The moms kept talking, something about schools and grocery stores and pediatricians, and I found myself looking at Chris. He was looking back at me with eyes that matched the clear Colorado sky.
“Whatcha reading?” he asked.
“Oh, um. Anne of Green Gables.” Boys didn’t usually ask me about books. Or even ask me anything. Boys are dumb.
“Anne with an e?” He smiled.
I smiled back, surprised. “You’ve read it?”
“My mom read it to us. All of us, even the boys who complained.” He glanced at April with obvious affection. “I like Anne. I think if I had a sister, she would be like her.”
“You really have six brothers?”
“Yeah. Six of them.”
“Six.” I said it louder than I meant to, and both moms looked over, laughing.
“It’s a lot,” April agreed. “But we love it. Minus the part where they eat us out of house and home. So much spaghetti.” She caught Chris’s eye and smiled at him in a way that made something wiggle around in my chest, like she was sharing a private joke with him, like he was her favorite person in the world.
Chris introduced his brothers properly. “Isak’s the youngest, and a little like that baby in the Marvelouses. Except he doesn’t actually burst into flames.” Isak cooed. “But sometimes he smells like he does.”
His other brother laughed and nodded like he agreed a whole lot.
“This is Everett, he’s—.”
“I’m the third oldest, I’m seven.” Everett said proudly.
“Third oldest doesn’t count, Doofus.” Chris rolled his eyes and so only I could see. Like we had our own inside joke already.
“Well, I think you’re really tall for a seven-year-old.” I said to Everett trying to cheer him up, and ignoring the fluttery wiggles in my tummy.
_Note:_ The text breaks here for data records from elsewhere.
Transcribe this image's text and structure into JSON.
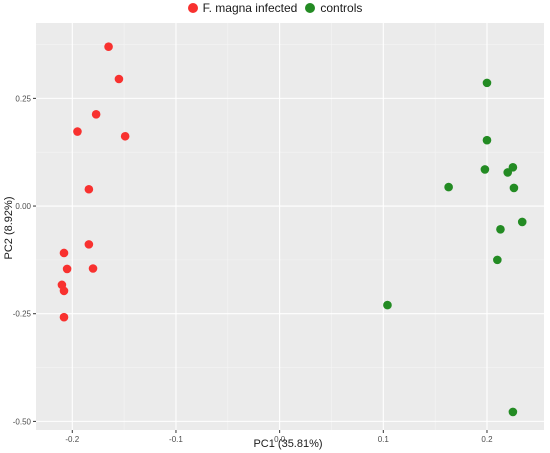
{
  "chart_data": {
    "type": "scatter",
    "xlabel": "PC1 (35.81%)",
    "ylabel": "PC2 (8.92%)",
    "xlim": [
      -0.235,
      0.255
    ],
    "ylim": [
      -0.52,
      0.425
    ],
    "x_ticks": [
      -0.2,
      -0.1,
      0.0,
      0.1,
      0.2
    ],
    "x_tick_labels": [
      "-0.2",
      "-0.1",
      "0.0",
      "0.1",
      "0.2"
    ],
    "y_ticks": [
      -0.5,
      -0.25,
      0.0,
      0.25
    ],
    "y_tick_labels": [
      "-0.50",
      "-0.25",
      "0.00",
      "0.25"
    ],
    "grid": true,
    "legend_position": "top",
    "series": [
      {
        "name": "F. magna infected",
        "color": "#f8312f",
        "points": [
          {
            "x": -0.165,
            "y": 0.37
          },
          {
            "x": -0.155,
            "y": 0.295
          },
          {
            "x": -0.177,
            "y": 0.213
          },
          {
            "x": -0.195,
            "y": 0.173
          },
          {
            "x": -0.149,
            "y": 0.162
          },
          {
            "x": -0.184,
            "y": 0.039
          },
          {
            "x": -0.184,
            "y": -0.089
          },
          {
            "x": -0.208,
            "y": -0.109
          },
          {
            "x": -0.18,
            "y": -0.145
          },
          {
            "x": -0.205,
            "y": -0.146
          },
          {
            "x": -0.21,
            "y": -0.183
          },
          {
            "x": -0.208,
            "y": -0.197
          },
          {
            "x": -0.208,
            "y": -0.258
          }
        ]
      },
      {
        "name": "controls",
        "color": "#238b23",
        "points": [
          {
            "x": 0.2,
            "y": 0.286
          },
          {
            "x": 0.2,
            "y": 0.153
          },
          {
            "x": 0.225,
            "y": 0.09
          },
          {
            "x": 0.198,
            "y": 0.085
          },
          {
            "x": 0.22,
            "y": 0.078
          },
          {
            "x": 0.163,
            "y": 0.044
          },
          {
            "x": 0.226,
            "y": 0.042
          },
          {
            "x": 0.234,
            "y": -0.037
          },
          {
            "x": 0.213,
            "y": -0.054
          },
          {
            "x": 0.21,
            "y": -0.125
          },
          {
            "x": 0.104,
            "y": -0.23
          },
          {
            "x": 0.225,
            "y": -0.478
          }
        ]
      }
    ]
  }
}
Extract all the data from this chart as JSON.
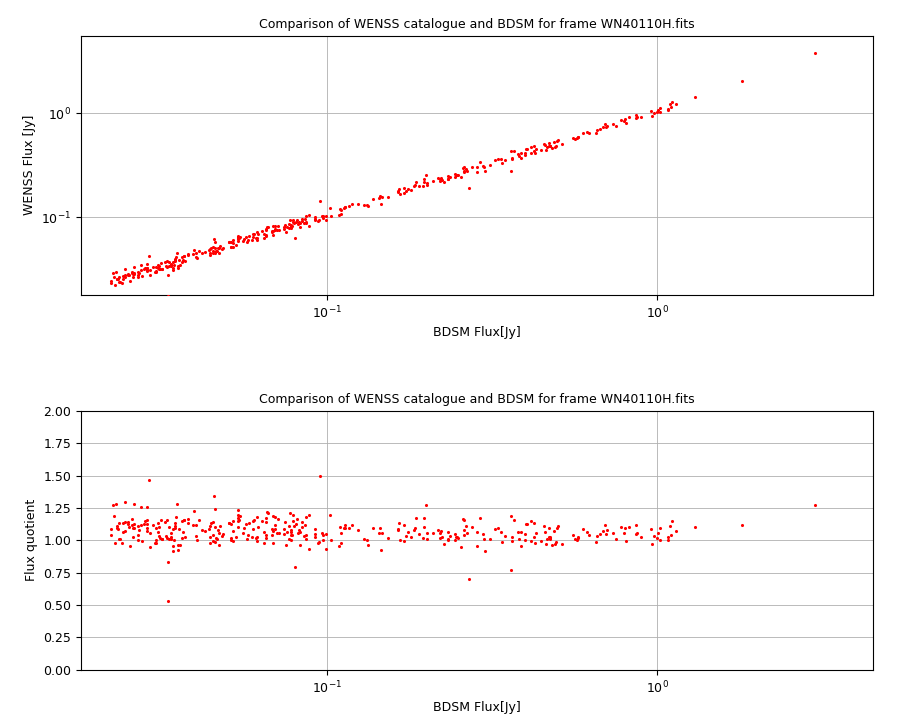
{
  "title": "Comparison of WENSS catalogue and BDSM for frame WN40110H.fits",
  "xlabel1": "BDSM Flux[Jy]",
  "ylabel1": "WENSS Flux [Jy]",
  "xlabel2": "BDSM Flux[Jy]",
  "ylabel2": "Flux quotient",
  "dot_color": "#ff0000",
  "dot_size": 5,
  "background_color": "#ffffff",
  "grid_color": "#b0b0b0",
  "ylim2": [
    0.0,
    2.0
  ],
  "yticks2": [
    0.0,
    0.25,
    0.5,
    0.75,
    1.0,
    1.25,
    1.5,
    1.75,
    2.0
  ],
  "seed": 42,
  "figsize": [
    9.0,
    7.2
  ],
  "dpi": 100
}
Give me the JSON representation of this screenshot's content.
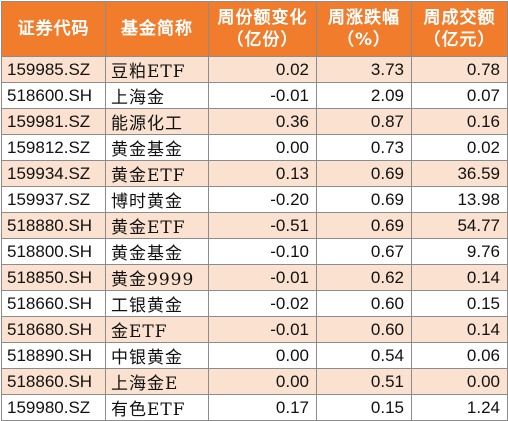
{
  "columns": {
    "code": "证券代码",
    "name": "基金简称",
    "share_change_line1": "周份额变化",
    "share_change_line2": "（亿份）",
    "weekly_change_line1": "周涨跌幅",
    "weekly_change_line2": "（%）",
    "turnover_line1": "周成交额",
    "turnover_line2": "（亿元）"
  },
  "rows": [
    {
      "code": "159985.SZ",
      "name": "豆粕ETF",
      "share_change": "0.02",
      "weekly_change": "3.73",
      "turnover": "0.78"
    },
    {
      "code": "518600.SH",
      "name": "上海金",
      "share_change": "-0.01",
      "weekly_change": "2.09",
      "turnover": "0.07"
    },
    {
      "code": "159981.SZ",
      "name": "能源化工",
      "share_change": "0.36",
      "weekly_change": "0.87",
      "turnover": "0.16"
    },
    {
      "code": "159812.SZ",
      "name": "黄金基金",
      "share_change": "0.00",
      "weekly_change": "0.73",
      "turnover": "0.02"
    },
    {
      "code": "159934.SZ",
      "name": "黄金ETF",
      "share_change": "0.13",
      "weekly_change": "0.69",
      "turnover": "36.59"
    },
    {
      "code": "159937.SZ",
      "name": "博时黄金",
      "share_change": "-0.20",
      "weekly_change": "0.69",
      "turnover": "13.98"
    },
    {
      "code": "518880.SH",
      "name": "黄金ETF",
      "share_change": "-0.51",
      "weekly_change": "0.69",
      "turnover": "54.77"
    },
    {
      "code": "518800.SH",
      "name": "黄金基金",
      "share_change": "-0.10",
      "weekly_change": "0.67",
      "turnover": "9.76"
    },
    {
      "code": "518850.SH",
      "name": "黄金9999",
      "share_change": "-0.01",
      "weekly_change": "0.62",
      "turnover": "0.14"
    },
    {
      "code": "518660.SH",
      "name": "工银黄金",
      "share_change": "-0.02",
      "weekly_change": "0.60",
      "turnover": "0.15"
    },
    {
      "code": "518680.SH",
      "name": "金ETF",
      "share_change": "-0.01",
      "weekly_change": "0.60",
      "turnover": "0.14"
    },
    {
      "code": "518890.SH",
      "name": "中银黄金",
      "share_change": "0.00",
      "weekly_change": "0.54",
      "turnover": "0.06"
    },
    {
      "code": "518860.SH",
      "name": "上海金E",
      "share_change": "0.00",
      "weekly_change": "0.51",
      "turnover": "0.00"
    },
    {
      "code": "159980.SZ",
      "name": "有色ETF",
      "share_change": "0.17",
      "weekly_change": "0.15",
      "turnover": "1.24"
    }
  ],
  "colors": {
    "header_bg": "#f07c2c",
    "header_text": "#ffffff",
    "stripe_bg": "#fbe1cf",
    "plain_bg": "#ffffff",
    "border": "#8c8c8c"
  }
}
“Tall enough to hang out with a ten-year-old?” he asked, waggling his eyebrows dramatically. His brother shoved his shoulder and I laughed for real for the first time since we’d left California.
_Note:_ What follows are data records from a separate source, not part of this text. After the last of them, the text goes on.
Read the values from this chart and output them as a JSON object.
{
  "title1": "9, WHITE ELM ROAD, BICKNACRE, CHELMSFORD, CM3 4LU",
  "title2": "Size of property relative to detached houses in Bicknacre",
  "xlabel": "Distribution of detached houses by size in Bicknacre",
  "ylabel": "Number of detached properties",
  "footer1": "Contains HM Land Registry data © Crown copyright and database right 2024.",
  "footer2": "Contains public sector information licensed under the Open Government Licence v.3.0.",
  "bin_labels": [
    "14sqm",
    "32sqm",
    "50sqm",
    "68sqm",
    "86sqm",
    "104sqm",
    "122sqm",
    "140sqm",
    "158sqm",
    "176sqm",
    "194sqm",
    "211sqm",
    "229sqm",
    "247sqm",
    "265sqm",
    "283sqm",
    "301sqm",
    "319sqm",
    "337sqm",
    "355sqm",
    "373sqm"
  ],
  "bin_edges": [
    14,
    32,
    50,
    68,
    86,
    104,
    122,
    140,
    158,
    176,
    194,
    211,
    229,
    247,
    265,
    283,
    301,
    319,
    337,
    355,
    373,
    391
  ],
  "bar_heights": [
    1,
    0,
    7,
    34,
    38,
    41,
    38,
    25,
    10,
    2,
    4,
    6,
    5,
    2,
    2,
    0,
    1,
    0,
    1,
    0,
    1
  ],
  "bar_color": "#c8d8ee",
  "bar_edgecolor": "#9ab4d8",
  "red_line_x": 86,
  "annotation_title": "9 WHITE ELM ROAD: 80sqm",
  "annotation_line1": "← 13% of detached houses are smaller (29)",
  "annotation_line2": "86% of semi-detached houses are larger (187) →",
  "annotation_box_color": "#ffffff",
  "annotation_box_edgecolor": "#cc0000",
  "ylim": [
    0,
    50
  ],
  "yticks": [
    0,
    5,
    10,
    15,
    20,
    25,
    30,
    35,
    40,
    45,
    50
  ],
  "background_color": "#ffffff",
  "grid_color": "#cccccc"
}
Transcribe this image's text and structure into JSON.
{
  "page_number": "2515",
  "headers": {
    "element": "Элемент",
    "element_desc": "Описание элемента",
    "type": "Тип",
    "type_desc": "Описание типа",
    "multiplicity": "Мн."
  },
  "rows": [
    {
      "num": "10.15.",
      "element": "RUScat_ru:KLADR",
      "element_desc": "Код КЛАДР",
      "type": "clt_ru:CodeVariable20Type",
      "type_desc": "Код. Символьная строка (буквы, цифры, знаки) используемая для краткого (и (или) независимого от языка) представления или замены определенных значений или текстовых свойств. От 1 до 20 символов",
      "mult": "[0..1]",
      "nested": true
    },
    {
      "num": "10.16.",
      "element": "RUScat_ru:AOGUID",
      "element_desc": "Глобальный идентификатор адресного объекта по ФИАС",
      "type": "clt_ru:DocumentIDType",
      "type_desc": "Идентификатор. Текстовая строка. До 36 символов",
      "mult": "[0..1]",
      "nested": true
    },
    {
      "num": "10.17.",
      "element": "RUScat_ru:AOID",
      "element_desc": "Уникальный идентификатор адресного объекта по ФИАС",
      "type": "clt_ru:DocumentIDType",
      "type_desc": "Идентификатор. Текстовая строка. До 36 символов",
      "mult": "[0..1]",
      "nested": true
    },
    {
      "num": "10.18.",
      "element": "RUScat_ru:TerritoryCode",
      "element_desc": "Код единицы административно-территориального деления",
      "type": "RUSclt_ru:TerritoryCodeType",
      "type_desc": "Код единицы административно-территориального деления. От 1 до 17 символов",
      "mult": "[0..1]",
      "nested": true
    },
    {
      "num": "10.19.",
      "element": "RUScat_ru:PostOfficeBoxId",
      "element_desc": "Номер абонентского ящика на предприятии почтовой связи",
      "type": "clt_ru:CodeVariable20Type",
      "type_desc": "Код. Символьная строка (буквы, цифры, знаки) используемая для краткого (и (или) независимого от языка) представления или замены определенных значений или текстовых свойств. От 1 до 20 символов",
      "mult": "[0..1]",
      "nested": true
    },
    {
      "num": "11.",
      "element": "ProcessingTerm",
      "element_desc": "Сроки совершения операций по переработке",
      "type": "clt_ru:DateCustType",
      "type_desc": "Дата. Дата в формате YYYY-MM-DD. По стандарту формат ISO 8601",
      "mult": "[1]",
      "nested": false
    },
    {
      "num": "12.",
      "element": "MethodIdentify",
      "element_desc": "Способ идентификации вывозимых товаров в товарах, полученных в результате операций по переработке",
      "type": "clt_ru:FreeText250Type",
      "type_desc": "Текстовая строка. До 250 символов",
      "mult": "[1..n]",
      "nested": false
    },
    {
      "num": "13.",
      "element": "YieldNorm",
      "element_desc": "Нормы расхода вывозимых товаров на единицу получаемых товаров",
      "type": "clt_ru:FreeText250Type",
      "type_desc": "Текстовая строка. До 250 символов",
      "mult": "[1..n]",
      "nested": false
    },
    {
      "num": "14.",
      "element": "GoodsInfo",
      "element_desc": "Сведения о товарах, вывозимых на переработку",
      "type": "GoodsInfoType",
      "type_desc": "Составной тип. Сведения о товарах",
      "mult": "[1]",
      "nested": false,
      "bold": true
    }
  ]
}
“I don’t have any siblings,” I admitted.
“That must be quiet.” Chris sighed, like quiet was a dream.
“Yeah. It is.” I thought about eating lunch alone every day last year. “And lonely sometimes.”
“Well, you can always come over to our house. Too many people to get lonely. We have a whole room full of books, and you’d like game night.” He said it fast, like he was nervous I’d say no. “You wanna come over now?. I promised Ev we’d throw the old pigskin around, and—“
“That’s mean!” The words burst out of me. “You shouldn’t call it a pigskin. Pigs are people too!”
The silence that followed was excruciating. Way to go, Beatrix. This boy is trying to be nice and you yell at him about pigs.
But Chris didn’t look annoyed. He looked genuinely sorry. “Oh—I didn’t mean—I don’t think they’re made from actual pigs anymore? I think it’s cows now...”
I glared at him.
“That’s not better, is it?”
“I’m a vegetarian. And an animal activist.”
Everett’s eyes bounced between us like he was watching a tennis match.
“Well,” Chris said slowly, “I’m sure we have some vegetarian footballs. We have a lot of footballs. Maybe you could show me which ones are okay?”
I knew he was just being nice. There was no such thing as a vegetarian football. But he was trying so hard, and nobody tried that hard with me except Lulu.
“Yeah. Okay, that would be...cool,” I said.
Chris’s whole face relaxed. “Cool, good. It would be fun to have a friend next door.”
“Yeah,” I agreed. “It really would.”
April appeared beside us, Isak now sleeping against her shoulder. “Chris, why don’t you show Trixie the tire swing while I finish talking to her mom? And Everett, no tackling. We’re making a good impression.”
“I never tackle,” Everett said, clearly lying.
April laughed and squeezed my shoulder as she passed. Her hand was warm, and she smelled like vanilla and something floral. “I have a feeling you’re going to fit right in around here, Trixie.”
All I knew, standing in the Colorado sunshine with my new neighbors, was that my stomach finally felt okay. Better than okay. It felt like tiny bubbles...the good kind.
“Come on,” Chris said, already heading toward his yard. “The tire swing is really high. You’re not scared of heights, are you?”
“No,” I said, following him. “I’m not scared of anything.”
It was a lie, but Chris didn’t need to know that yet.